CHARLOTTE, N.C. (WBTV) - Big changes are coming to how some students will catch their school bus next year.
Charlotte-Mecklenburg Schools is switching to a model called ‘express stops,’ the goal is to reduce the time students are on the bus.
Currently, some magnet school students start their day before 5 a.m., just to get on a school bus, then they’re on the bus for nearly two hours on the way to school.
Now, there’s a plan in place to hopefully allow students to sleep in while shortening the time it takes them to get to class.
“The express stop model is essentially point-A to point-B travel, so we’ll have an express stop site identified for these schools, and folks will brings those students to those express stops, bus picks up those students and travels directly to the school they’re assigned to,” Adam Johnson, the executive director for CMS Transportation said.
“You don’t want your kids sitting on a bus for four hours, so cutting that down is great,” Summer Nunn, a CMS Board of Education member for District 6, added.
The high school magnet programs impacted by the express stops include:
- Harding IB & Berry Technical Academy
- East Mecklenburg High School
- Hawthorne & Military Global Leadership
- North Mecklenburg High School
- Northwest School of Arts
- Secondary Montessori @ JT Williams
- South Mecklenburg High School
- EE Waddell
- PACE – district wide program
- CPCC – Central Campus
“This doesn’t involve every student at these schools that are identified, it’s just for those schools that are identified in the magnet program that live outside of those schools’ attendance boundary,” Johnson said. “If your student does live in that schools attendance boundary, your transportation won’t change next year, it will be the same as it is currently.”
A total of 5,151 students in the magnet program will be impacted the new express stops next school year. Under the current model, there are over 5,000 bus stops for high school magnet programs, but the new express stops model would reduce that to 185 stops.
“With that kind of an impact you can certainly imagine the number of miles that it will reduce, about 1.4 miles, fewer miles that our buses would normally do,” Johnson said.
CMS Board of Education members understand this could still be challenging for some parents.
“You’re going to see some that will not benefit, but they want to benefit from it but they won’t have the means because of getting them to that stop, that express stop, to pick up, to take them there and to pick them up,” Lenora Sanders-Shipp, a CMS Board of Education at-large member, said.
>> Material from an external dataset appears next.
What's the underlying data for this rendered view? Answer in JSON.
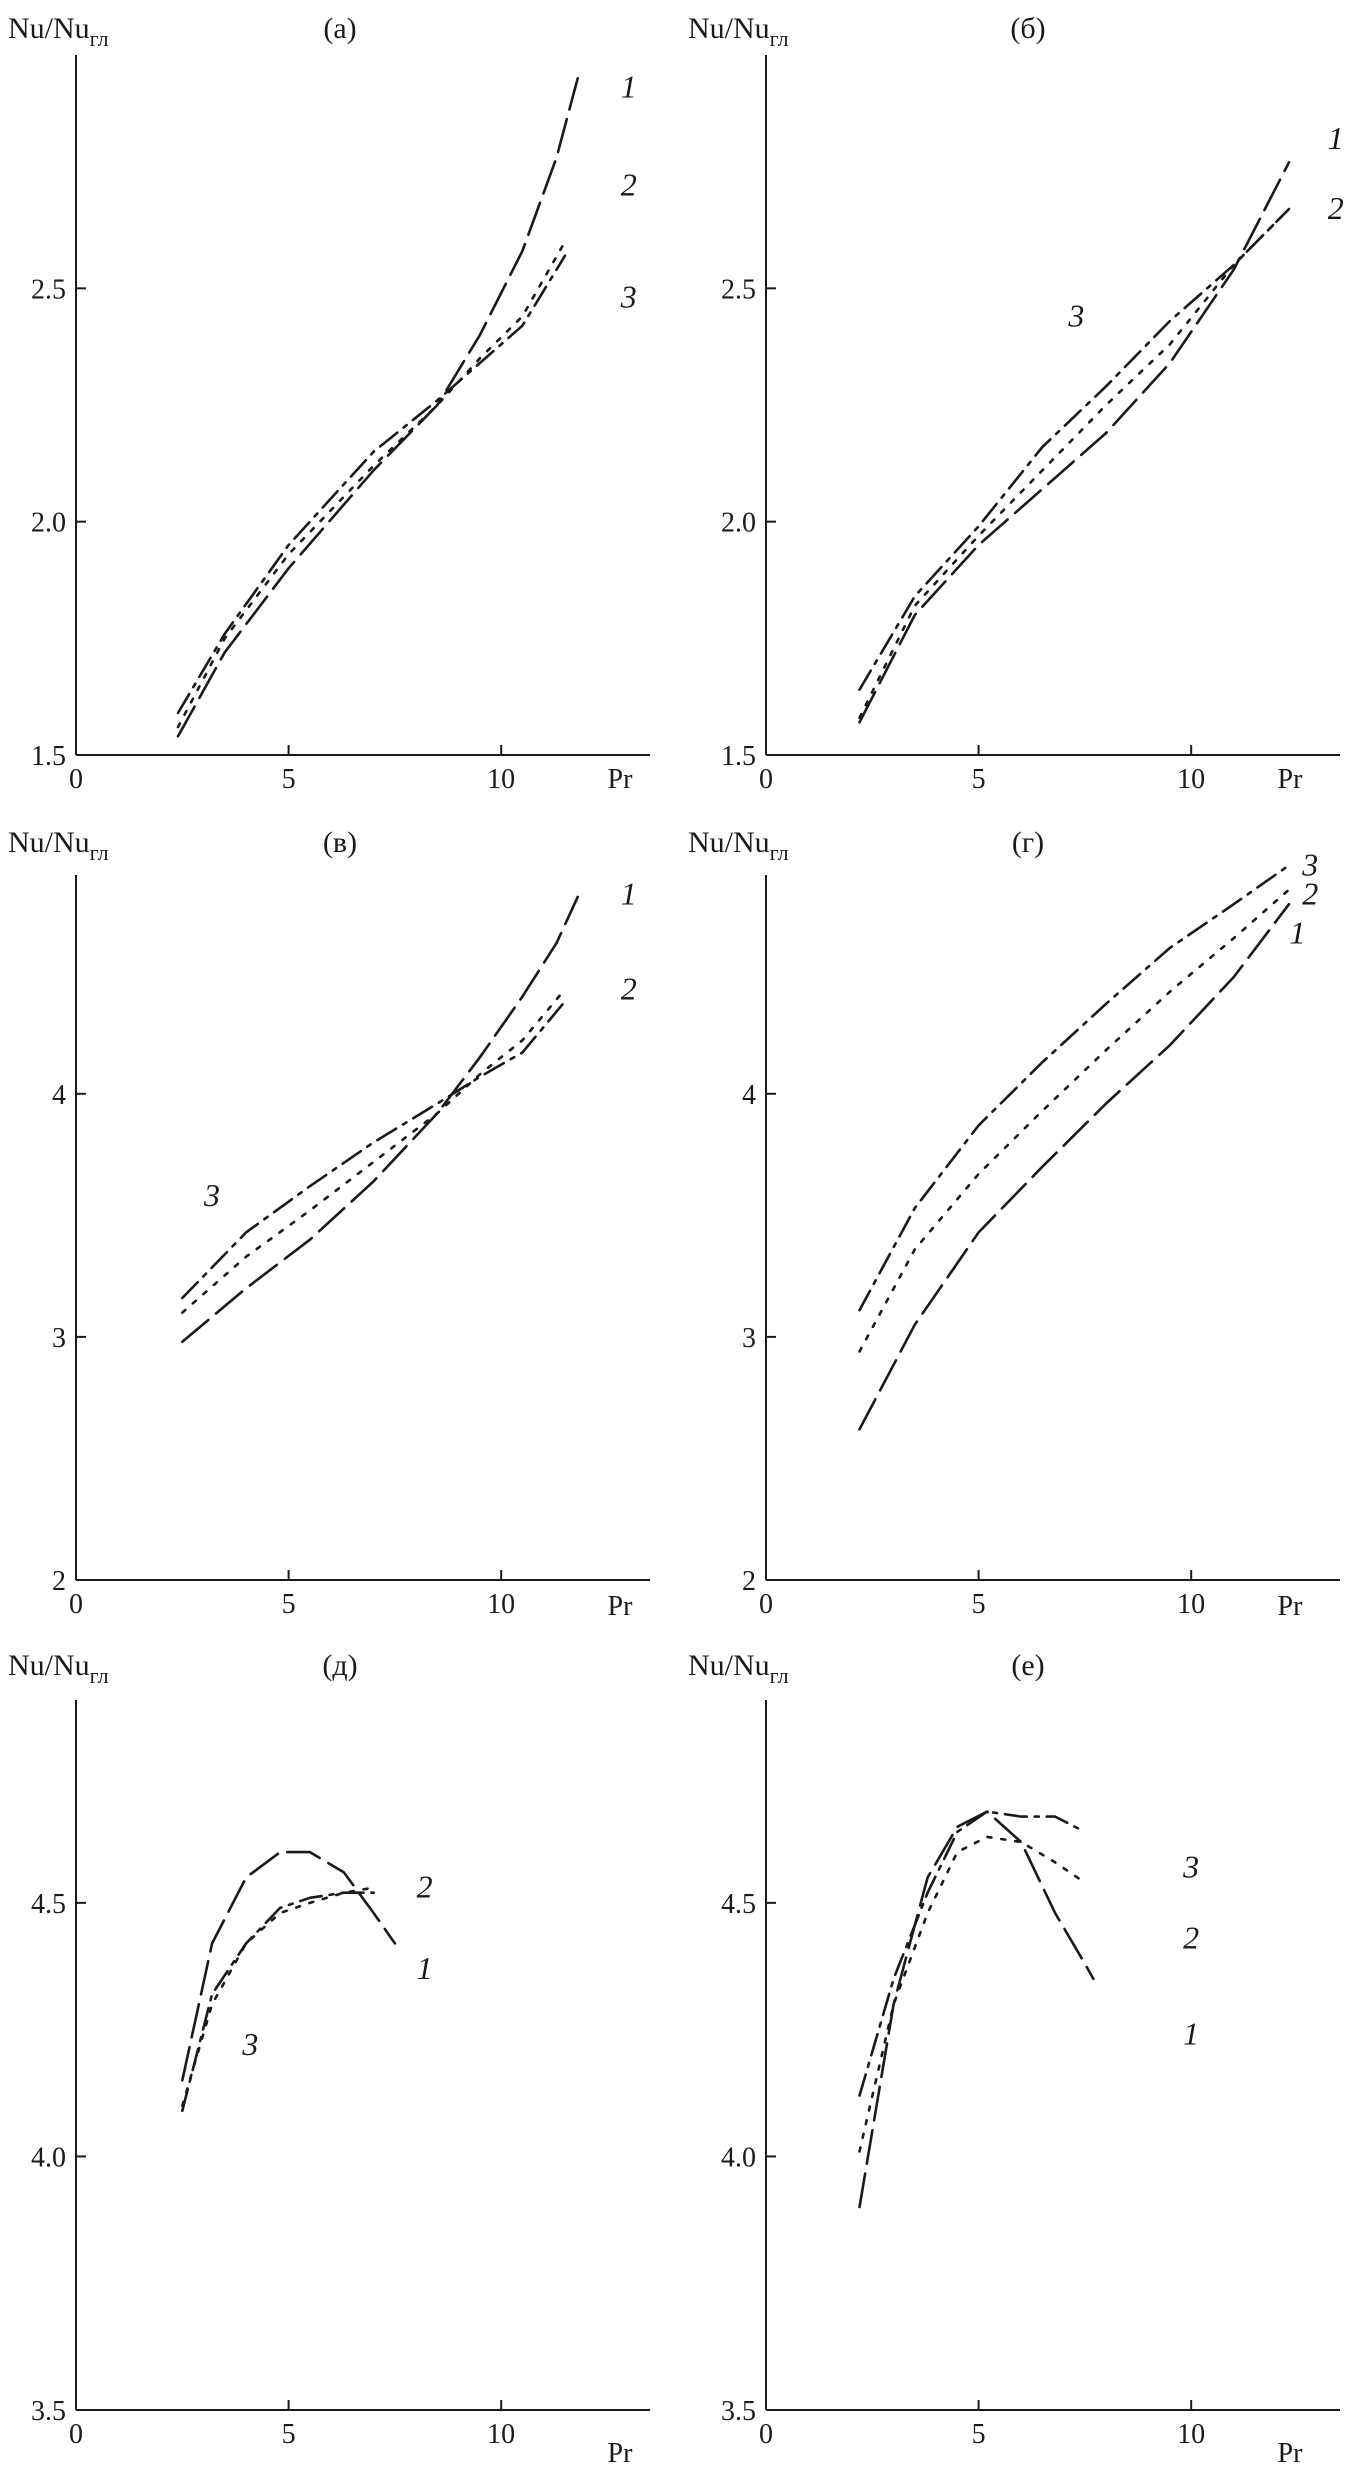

CMS said it will work to identify parents with issues months before school starts.
The district said the express stop model will help save money, reduce the time students are on the bus, and help with the current driver shortage.
“We’re confident next year by going to the express model we’ll have more resources available with drivers to provide better service the families,” Johnson said.
Throughout the spring and summer, CMS will talk with schools and parents whose students will be impacted by this change so parents will not be caught off guard once school starts in August.